Friday, January 20, 2006

Android #7: best actor

While I’m waiting to see Match Point and Transamerica, I’ll go ahead and give the best actor ANDROID as those don’t have actors touted as something that might be award worthy. First the contenders…

Terrance Howard for Crash and Hustle and Flow. Howard burst onto the radar in 2005 with these two electric roles from two films I really loved. His smooth talking Memphis pimp in Hustle and Flow is the Rocky Balboa of pimp-rap films.

Daniel Day-Lewis for The Ballad of Jack and Rose. The film is flawed and a bit naïve, the performance of Day-Lewis however, was up to his usual standards of brilliance. The saddest thing about Day-Lewis is he just doesn’t act much anymore. He’d rather be off in Italy learning to make shoes or some other intense hobby. The man is just the best actor to grace the screen the past 20 years in my opinion.

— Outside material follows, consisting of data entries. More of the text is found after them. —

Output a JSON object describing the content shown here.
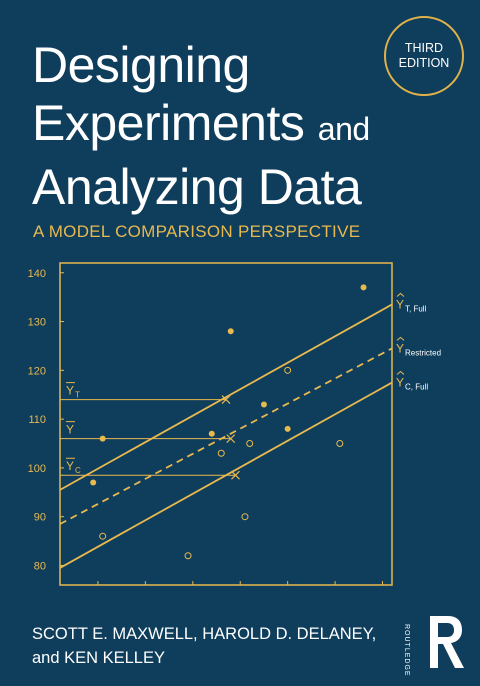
{
  "title": {
    "line1": "Designing",
    "line2_main": "Experiments",
    "line2_small": "and",
    "line3": "Analyzing Data"
  },
  "edition": {
    "line1": "THIRD",
    "line2": "EDITION"
  },
  "subtitle": "A MODEL COMPARISON PERSPECTIVE",
  "authors": {
    "line1": "SCOTT E. MAXWELL, HAROLD D. DELANEY,",
    "line2": "and KEN KELLEY"
  },
  "publisher": {
    "name": "ROUTLEDGE",
    "logo_icon": "routledge-r-logo"
  },
  "colors": {
    "background": "#0f3d5c",
    "accent": "#e8b94e",
    "text": "#ffffff"
  },
  "chart_data": {
    "type": "scatter",
    "xlim": [
      52,
      122
    ],
    "ylim": [
      76,
      142
    ],
    "x_ticks": [
      60,
      70,
      80,
      90,
      100,
      110,
      120
    ],
    "y_ticks": [
      80,
      90,
      100,
      110,
      120,
      130,
      140
    ],
    "grid": false,
    "filled_points": [
      [
        59,
        97
      ],
      [
        61,
        106
      ],
      [
        84,
        107
      ],
      [
        88,
        128
      ],
      [
        95,
        113
      ],
      [
        100,
        108
      ],
      [
        116,
        137
      ]
    ],
    "open_points": [
      [
        61,
        86
      ],
      [
        79,
        82
      ],
      [
        86,
        103
      ],
      [
        91,
        90
      ],
      [
        92,
        105
      ],
      [
        100,
        120
      ],
      [
        111,
        105
      ]
    ],
    "lines": [
      {
        "label_main": "Y",
        "label_sub": "T, Full",
        "style": "solid",
        "y_at_xmin": 95.5,
        "y_at_xmax": 133.5
      },
      {
        "label_main": "Y",
        "label_sub": "Restricted",
        "style": "dashed",
        "y_at_xmin": 88.5,
        "y_at_xmax": 124.5
      },
      {
        "label_main": "Y",
        "label_sub": "C, Full",
        "style": "solid",
        "y_at_xmin": 79.5,
        "y_at_xmax": 117.5
      }
    ],
    "mean_lines": [
      {
        "label_main": "Y",
        "label_sub": "T",
        "y": 114,
        "x_end": 87
      },
      {
        "label_main": "Y",
        "label_sub": "",
        "y": 106,
        "x_end": 88
      },
      {
        "label_main": "Y",
        "label_sub": "C",
        "y": 98.5,
        "x_end": 89
      }
    ]
  }
}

Jeff Daniels for The Squid and the Whale and Good Night, And Good Luck. Another dual role nominee is long time favorite Daniels, who is starting to really amass a varied list of roles in his career. In Squid, he grows a massive beard and delivers one of the best performances of his career. In Goodnight, he proves he can deliver a measured, small, character role with the best of them.

Robert Downey Jr. for Kiss Kiss Bang Bang and Good Night, And Good Luck. Downey is another double role nominee along with Howard and Daniels. Good Night’s entire cast was great and Downey has a terrific, small part but it’s Kiss Kiss Bang Bang that really sees him in his element as a fast talking criminal pretending to be an actor lost in the Hollywood muck.

And the ANDROID goes to…

Philip Seymour Hoffman for Capote. So good is Hoffman playing Truman Capote that this was an easy one for me. I’ve been a fan of Hoffman’s since I saw him in 1992’s Scent of A Woman and try to watch everything he does. Who could forget his role as Dusty in the classic guilty pleasure Oklahoma weather flick Twister? I’ll even go see Mission Impossible 3 hoping that Hoffman gets to kill “Grinnin’” Tom Cruise as he’s playing the heavy in that film. But the 5-4 Cruise will save the day to go convert more people to Scientology and rail against psychiatry.

From the first seconds of Capote, Hoffman is in complete control in a complicated and deep role as the conflicted author who gets too close to his subjects. It’s a mesmerizing and difficult performance that is never just Hoffman copying Capote’s uniqueness—he crafts a complex character, as Hoffman often does, that buries into you as the film develops. It’s the best role of his career and Hoffman is up for the challenge.